In the second program, thermal plumes generated from a uniform temperature area source were investigated inside a glass enclosure. Both vertical and horizontal velocity profiles were measured using the LDV (Laser Doppler Velocimetry) technique. Fine thermocouples were used to measure the temperature distribution of in the plume inside the enclosure. CFD analysis of confined and unconfined thermal plumes was carried out.
Saline plume experiments showed that the plume flow from an area source can be modelled as two regions, one from the area source to the plume neck and the second region beyond the neck. The saline plume radius was measured using the Shadowgraph and the Particle Tracking Velocimetry (PTV) technique. The plume radius determined by the Shadowgraph technique and image analysis was greater than the plume radius determined by the vertical velocity analysis by approximately 50%.
It was found that the Gaussian equation is suitable as a model of the vertical velocity and density distributions where the plume reaches the self-similarity region but in the region near an area source, a proposed modification to the Gaussian equation showed a better fit than the standard Gaussian equation. The centreline vertical velocity as a function of height by experiment showed two distinct regions and this supports the work of Colomer, et al. (1999). In the first region, the present experimental results showed the same pattern as the model of Colomer, et al. but in the second region the model of Colomer, et al. is in doubt because the value of their centreline velocity increases with distance away from the area source, which is in contrast to the present experimental results and contradicts to a decreasing velocity that one would expect on dimensional grounds.
In the experimental study of thermal plumes in an enclosure, the spread of the plume vertical velocity radius was found to be wider than the plume temperature radius. The Gaussian equation also provided a good fit to the vertical velocity and temperature data in the far-field region.
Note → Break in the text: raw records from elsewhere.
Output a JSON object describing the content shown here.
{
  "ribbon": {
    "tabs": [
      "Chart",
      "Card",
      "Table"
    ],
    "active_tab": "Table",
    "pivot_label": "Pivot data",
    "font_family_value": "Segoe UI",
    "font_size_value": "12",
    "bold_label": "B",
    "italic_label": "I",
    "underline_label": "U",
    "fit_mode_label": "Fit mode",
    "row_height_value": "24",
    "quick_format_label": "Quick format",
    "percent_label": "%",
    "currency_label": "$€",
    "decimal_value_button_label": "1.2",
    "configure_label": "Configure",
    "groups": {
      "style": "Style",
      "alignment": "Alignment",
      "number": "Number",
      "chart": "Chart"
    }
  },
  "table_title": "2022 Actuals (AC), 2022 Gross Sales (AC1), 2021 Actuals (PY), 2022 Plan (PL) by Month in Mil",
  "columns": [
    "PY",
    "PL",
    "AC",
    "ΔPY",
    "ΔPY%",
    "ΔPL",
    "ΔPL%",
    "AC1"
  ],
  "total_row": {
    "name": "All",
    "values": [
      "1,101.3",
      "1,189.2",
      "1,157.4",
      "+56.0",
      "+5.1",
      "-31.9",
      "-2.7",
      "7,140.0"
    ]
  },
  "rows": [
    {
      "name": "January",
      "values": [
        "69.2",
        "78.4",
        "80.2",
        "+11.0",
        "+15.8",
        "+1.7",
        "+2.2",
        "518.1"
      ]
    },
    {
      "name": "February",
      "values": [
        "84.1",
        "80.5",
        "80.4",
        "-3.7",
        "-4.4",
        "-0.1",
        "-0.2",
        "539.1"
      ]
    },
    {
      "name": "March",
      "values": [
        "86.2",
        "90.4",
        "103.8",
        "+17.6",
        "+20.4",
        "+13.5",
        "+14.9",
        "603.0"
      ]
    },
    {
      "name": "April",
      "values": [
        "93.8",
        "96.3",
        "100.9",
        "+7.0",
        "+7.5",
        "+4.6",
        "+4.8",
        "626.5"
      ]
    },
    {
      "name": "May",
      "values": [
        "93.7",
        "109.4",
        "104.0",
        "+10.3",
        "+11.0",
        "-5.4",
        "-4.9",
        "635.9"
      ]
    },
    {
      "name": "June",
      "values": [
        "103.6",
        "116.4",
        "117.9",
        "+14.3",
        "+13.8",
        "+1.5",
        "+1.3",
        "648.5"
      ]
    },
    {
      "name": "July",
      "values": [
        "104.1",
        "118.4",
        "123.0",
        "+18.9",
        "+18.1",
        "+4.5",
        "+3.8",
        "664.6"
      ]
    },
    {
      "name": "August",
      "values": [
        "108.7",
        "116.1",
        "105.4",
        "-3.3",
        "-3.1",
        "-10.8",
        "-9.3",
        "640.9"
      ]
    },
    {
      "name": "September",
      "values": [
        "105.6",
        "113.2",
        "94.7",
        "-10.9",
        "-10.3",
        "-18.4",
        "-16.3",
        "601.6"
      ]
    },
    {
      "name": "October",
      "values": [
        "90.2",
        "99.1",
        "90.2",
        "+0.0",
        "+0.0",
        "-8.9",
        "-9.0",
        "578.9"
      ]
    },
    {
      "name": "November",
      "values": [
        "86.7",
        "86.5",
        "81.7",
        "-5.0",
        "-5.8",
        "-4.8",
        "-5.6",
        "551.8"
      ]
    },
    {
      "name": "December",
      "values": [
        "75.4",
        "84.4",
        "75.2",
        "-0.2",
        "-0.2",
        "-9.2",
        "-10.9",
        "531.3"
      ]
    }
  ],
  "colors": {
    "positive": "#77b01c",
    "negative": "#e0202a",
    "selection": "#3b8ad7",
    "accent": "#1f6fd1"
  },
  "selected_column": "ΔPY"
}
The modified Gaussian equation was used to fit the data in the near-field region. In the numerical study, it was found that the choice of the value of constants in the turbulence model had the effect on the results of simulation. For example, when the value of Cε3 and the value of turbulent Prandtl number (Prt) were set to 0.6 and 0.65, respectively the numerical results showed a good match with experimental results of both saline plumes and thermal plumes.
Plumes from the ‘hot’ processes such as metallurgical operations (e.g. foundries, furnace tapping, charging), are often generated from area sources and such plumes frequently do not reach a self-similar state due to the space over the ‘hot’ processes is not high enough. Therefore, the main aim of the present study was to determine plume characteristics, such as temperature or density distribution, velocity profile and plume width in the near-field region where the plume profiles are not self-similar.
The results of this study provide new information on the fundamental behaviour of plumes from area sources and will assist in the improvement of the design procedures for industrial ventilation systems and other building ventilation system applications.